Further discussion around catalytic actions also touched on the potential of temporary changes to spaces to explore their potential and reveal what is possible, rather than simply aiming to solve an immediate problem. What could this do not just to reveal what is possible, but also help create the conditions for change? Could this also create a space for sharing stories and exploring commonality around why a space is not being used, and in doing so, build a sense of community?

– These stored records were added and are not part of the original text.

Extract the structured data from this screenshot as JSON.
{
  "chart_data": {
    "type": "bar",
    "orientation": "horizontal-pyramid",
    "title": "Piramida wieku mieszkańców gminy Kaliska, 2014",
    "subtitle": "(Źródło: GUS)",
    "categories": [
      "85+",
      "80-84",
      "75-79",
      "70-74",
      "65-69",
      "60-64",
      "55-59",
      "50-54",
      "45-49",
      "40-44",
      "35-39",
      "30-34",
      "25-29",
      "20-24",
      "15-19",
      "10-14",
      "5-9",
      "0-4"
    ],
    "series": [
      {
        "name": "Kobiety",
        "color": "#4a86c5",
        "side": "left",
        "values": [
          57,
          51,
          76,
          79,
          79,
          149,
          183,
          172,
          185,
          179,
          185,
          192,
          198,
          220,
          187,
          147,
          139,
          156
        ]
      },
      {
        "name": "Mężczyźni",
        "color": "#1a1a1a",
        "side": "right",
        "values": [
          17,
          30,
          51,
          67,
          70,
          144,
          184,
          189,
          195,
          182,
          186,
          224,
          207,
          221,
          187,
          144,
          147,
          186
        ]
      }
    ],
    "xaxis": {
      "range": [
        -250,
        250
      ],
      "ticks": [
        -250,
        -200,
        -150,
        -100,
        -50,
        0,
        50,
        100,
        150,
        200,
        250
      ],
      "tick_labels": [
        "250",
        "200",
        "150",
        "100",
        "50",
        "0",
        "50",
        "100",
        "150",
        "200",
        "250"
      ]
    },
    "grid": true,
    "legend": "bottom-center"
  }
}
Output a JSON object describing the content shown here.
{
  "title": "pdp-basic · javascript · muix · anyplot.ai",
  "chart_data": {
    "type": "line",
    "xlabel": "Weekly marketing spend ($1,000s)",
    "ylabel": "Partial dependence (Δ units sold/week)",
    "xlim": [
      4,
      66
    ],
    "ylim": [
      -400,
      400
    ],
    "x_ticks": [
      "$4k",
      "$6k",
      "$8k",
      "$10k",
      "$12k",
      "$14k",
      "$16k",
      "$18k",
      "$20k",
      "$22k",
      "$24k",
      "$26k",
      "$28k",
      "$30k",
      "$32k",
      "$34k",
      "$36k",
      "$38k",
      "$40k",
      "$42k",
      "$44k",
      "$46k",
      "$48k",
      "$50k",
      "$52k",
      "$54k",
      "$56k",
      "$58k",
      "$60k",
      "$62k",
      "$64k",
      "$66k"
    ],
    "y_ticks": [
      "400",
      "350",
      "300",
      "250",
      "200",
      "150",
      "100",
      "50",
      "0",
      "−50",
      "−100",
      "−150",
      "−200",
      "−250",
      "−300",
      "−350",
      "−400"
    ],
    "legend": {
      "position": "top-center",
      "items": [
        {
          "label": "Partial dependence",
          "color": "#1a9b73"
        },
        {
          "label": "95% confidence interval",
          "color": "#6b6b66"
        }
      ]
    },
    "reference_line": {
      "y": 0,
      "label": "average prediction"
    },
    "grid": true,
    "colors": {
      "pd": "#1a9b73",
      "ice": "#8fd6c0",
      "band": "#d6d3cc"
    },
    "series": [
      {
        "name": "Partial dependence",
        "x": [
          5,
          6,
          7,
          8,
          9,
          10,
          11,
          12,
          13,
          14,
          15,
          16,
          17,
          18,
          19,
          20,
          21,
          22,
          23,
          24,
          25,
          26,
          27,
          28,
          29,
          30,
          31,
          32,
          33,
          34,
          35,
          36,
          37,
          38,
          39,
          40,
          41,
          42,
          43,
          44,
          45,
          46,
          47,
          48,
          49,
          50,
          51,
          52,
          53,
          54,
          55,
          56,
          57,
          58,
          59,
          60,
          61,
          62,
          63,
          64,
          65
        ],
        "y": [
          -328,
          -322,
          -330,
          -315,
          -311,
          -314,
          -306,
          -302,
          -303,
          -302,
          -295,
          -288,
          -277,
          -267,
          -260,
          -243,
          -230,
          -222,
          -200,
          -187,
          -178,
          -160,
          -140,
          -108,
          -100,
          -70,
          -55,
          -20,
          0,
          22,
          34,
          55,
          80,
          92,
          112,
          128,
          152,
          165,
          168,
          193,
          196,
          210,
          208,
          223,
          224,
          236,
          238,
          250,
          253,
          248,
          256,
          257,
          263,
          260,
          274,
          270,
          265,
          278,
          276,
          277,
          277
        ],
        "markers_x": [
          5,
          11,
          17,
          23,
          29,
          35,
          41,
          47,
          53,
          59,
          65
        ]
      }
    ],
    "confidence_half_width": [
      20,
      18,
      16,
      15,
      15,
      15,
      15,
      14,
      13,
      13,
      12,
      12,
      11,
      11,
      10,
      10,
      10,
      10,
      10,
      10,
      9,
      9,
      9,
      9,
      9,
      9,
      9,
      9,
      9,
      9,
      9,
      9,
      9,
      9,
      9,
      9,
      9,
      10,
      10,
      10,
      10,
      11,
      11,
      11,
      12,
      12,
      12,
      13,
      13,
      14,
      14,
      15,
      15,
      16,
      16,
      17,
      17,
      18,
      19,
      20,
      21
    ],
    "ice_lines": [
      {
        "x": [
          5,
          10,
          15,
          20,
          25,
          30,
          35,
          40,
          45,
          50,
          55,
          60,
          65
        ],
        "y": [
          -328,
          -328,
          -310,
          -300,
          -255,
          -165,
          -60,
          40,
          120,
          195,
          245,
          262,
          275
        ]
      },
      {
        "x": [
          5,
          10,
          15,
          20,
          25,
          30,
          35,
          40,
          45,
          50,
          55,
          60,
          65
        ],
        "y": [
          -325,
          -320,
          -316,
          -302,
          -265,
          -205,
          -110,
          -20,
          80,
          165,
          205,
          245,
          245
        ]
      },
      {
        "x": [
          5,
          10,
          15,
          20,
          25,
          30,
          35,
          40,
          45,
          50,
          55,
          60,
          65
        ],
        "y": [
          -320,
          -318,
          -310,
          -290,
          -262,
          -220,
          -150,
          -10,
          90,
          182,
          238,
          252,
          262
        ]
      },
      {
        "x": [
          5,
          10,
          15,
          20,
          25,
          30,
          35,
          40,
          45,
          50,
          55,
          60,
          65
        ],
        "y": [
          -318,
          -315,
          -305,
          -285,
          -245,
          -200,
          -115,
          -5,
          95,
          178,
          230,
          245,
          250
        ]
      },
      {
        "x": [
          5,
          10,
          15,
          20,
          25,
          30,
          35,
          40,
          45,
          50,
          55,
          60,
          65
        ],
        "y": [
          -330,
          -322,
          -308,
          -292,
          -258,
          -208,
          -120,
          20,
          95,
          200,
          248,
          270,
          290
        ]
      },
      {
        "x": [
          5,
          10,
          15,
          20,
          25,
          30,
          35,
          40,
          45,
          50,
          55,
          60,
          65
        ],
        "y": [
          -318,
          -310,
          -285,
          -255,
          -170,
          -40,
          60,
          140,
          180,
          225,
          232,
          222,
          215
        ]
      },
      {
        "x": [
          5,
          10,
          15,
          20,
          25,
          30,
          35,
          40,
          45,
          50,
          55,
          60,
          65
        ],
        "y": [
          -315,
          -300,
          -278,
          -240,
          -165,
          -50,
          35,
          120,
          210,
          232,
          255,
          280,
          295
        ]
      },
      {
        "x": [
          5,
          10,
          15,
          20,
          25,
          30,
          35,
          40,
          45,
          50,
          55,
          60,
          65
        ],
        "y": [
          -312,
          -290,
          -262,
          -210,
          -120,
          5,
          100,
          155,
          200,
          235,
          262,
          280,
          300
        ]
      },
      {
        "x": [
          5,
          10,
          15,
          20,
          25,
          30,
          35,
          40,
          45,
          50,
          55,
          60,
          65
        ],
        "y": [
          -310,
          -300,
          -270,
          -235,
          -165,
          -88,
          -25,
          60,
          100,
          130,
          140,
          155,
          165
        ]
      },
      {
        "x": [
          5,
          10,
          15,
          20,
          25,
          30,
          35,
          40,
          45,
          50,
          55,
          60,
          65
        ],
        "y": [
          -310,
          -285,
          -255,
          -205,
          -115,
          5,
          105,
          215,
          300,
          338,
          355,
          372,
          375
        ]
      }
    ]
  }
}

Drawing together the key threads
All of the groups explored questions around the ownership and associated responsibility and accountability for these forgotten spaces. What can policy, practice, community and education do to hold those who create and manage these spaces (or fail to) do to hold them to account? Where are the lines drawn between public and private, and how can communities be empowered with the agency to transform these spaces? Just as we have seen children and young people lead the charge on the climate emergency, both taking and demanding action, what will it take for people and communities to take action in transforming these forgotten spaces? Do we need guerrilla urbanism as well as guerrilla gardening?
We also spoke about the power of the temporary and of experimental catalytic action. What role can this play in raising awareness, drawing attention to the potential of these spaces and activating both landowners and local people to work together to weave these spaces back into the city’s fabric? And how might this create room for various cultural influences to filter into decision-making?
This event allowed us time for only a relatively brief, fast-paced discussion on the theme of cultural Influences and who is missing in placemaking, but it became clear that there are many ways to both explore this further and drive forward positive change through activating underused space. The forgotten spaces of our towns and cities, which indeed seem to lack their own voice and influence in our urban fabric, might just offer an interesting opportunity to bring these questions together. It is up to all of us to seize it.
We would like to extend an enormous thank you to the staff and students at The Glasgow School of Art and to all of those who joined us online from different parts of the UK and abroad. As well as creating much for us all to go away and think about, the observations and ideas that emerged will help shape the work of the students involved in live projects working within and with communities in Glasgow.